Salta una panchina, se ne rinsaldano altre due. Dopo Castori, il secondo allenatore a lasciare la serie A 2015/16 è Delio Rossi, arrivato poco meno di 6 mesi fa a Bologna. Vedono rinforzata la loro posizione invece Stellone, che già non rischiava e ora rischia ancora meno grazie al +4 sulla zona retrocessione, e proprio Sinisa Mihajlovic.

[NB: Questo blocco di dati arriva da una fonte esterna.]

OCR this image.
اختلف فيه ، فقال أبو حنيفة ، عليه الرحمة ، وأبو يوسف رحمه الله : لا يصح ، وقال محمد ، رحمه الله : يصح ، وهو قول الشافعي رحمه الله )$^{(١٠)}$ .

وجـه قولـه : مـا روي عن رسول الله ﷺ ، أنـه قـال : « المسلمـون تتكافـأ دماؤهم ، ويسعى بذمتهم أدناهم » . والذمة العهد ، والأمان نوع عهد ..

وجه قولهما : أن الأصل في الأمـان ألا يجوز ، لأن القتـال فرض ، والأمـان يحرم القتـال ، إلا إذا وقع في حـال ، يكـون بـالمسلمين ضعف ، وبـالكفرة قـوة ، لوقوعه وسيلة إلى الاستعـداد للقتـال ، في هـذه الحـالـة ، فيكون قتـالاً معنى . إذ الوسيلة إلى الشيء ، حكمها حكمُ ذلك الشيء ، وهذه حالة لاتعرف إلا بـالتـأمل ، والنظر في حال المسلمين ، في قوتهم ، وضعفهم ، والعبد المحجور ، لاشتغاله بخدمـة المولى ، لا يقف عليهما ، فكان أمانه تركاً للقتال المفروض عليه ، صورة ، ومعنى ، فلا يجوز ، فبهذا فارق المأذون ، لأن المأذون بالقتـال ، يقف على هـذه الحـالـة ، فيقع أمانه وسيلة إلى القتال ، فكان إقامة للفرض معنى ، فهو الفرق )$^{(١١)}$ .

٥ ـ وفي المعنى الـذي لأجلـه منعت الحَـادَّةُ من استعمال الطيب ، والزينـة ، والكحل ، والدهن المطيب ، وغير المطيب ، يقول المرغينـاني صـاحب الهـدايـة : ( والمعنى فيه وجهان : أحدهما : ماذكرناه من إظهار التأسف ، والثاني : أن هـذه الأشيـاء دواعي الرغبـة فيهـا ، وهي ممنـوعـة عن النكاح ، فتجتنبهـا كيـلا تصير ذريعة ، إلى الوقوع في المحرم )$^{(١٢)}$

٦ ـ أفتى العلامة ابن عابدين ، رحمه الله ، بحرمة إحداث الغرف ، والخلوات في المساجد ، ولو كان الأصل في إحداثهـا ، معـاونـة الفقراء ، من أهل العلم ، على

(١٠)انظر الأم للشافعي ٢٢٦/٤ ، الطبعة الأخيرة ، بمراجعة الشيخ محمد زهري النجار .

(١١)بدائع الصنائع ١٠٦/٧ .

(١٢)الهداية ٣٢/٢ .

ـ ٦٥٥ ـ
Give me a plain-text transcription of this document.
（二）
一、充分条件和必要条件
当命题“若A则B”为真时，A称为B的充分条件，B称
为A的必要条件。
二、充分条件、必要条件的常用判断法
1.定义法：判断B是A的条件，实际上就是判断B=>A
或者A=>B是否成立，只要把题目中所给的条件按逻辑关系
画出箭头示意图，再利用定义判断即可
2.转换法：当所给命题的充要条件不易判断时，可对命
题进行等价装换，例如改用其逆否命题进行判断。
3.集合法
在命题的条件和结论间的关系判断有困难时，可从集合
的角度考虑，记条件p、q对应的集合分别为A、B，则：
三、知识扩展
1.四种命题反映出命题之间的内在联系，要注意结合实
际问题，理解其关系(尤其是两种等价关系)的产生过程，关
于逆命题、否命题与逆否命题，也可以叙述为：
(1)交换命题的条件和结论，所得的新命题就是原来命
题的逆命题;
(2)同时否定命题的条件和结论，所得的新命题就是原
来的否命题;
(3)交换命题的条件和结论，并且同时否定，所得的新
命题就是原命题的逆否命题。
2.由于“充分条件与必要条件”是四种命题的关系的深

Lo 0-1 di martedì sera tra Bologna e Inter lascia i nerazzurri al secondo posto e gli emiliani al terzultimo, ma priva l’Inter di Melo e dello stesso tecnico Mancini in vista della difficile sfida con la Roma di sabato sera. Bene il Frosinone, che sta onorando egregiamente il suo primo campionato di serie A: vittoria 2-1 sul Carpi, diretta rivale per la salvezza, grazie al gol del finale dell’ex primavera del Milan Sammarco. Pareggio pirotecnico 3-3 tra Torino e Genoa; i granata hanno esaurito il momento positivo delle prime giornate. Ben due gol nel recupero (autorete di Tachtsidis e secondo gol di Laxalt). Male nel primo tempo, meglio nel secondo il Milan che batte il Chievo 1-0 e sfiora poi il raddoppio. Squadra tutta da provare con la Lazio -finora ha sempre perso con le prime, in campionato- ma che sembra migliorare pian piano e arriva all’ottavo posto. Colpo dell’Atalanta che batte la Lazio in rimonta e continua la sua grande cavalcata in campionato, almeno in queste prime partite; battuta d’arresto per Pioli e i suoi, ora a -5 dalla vetta.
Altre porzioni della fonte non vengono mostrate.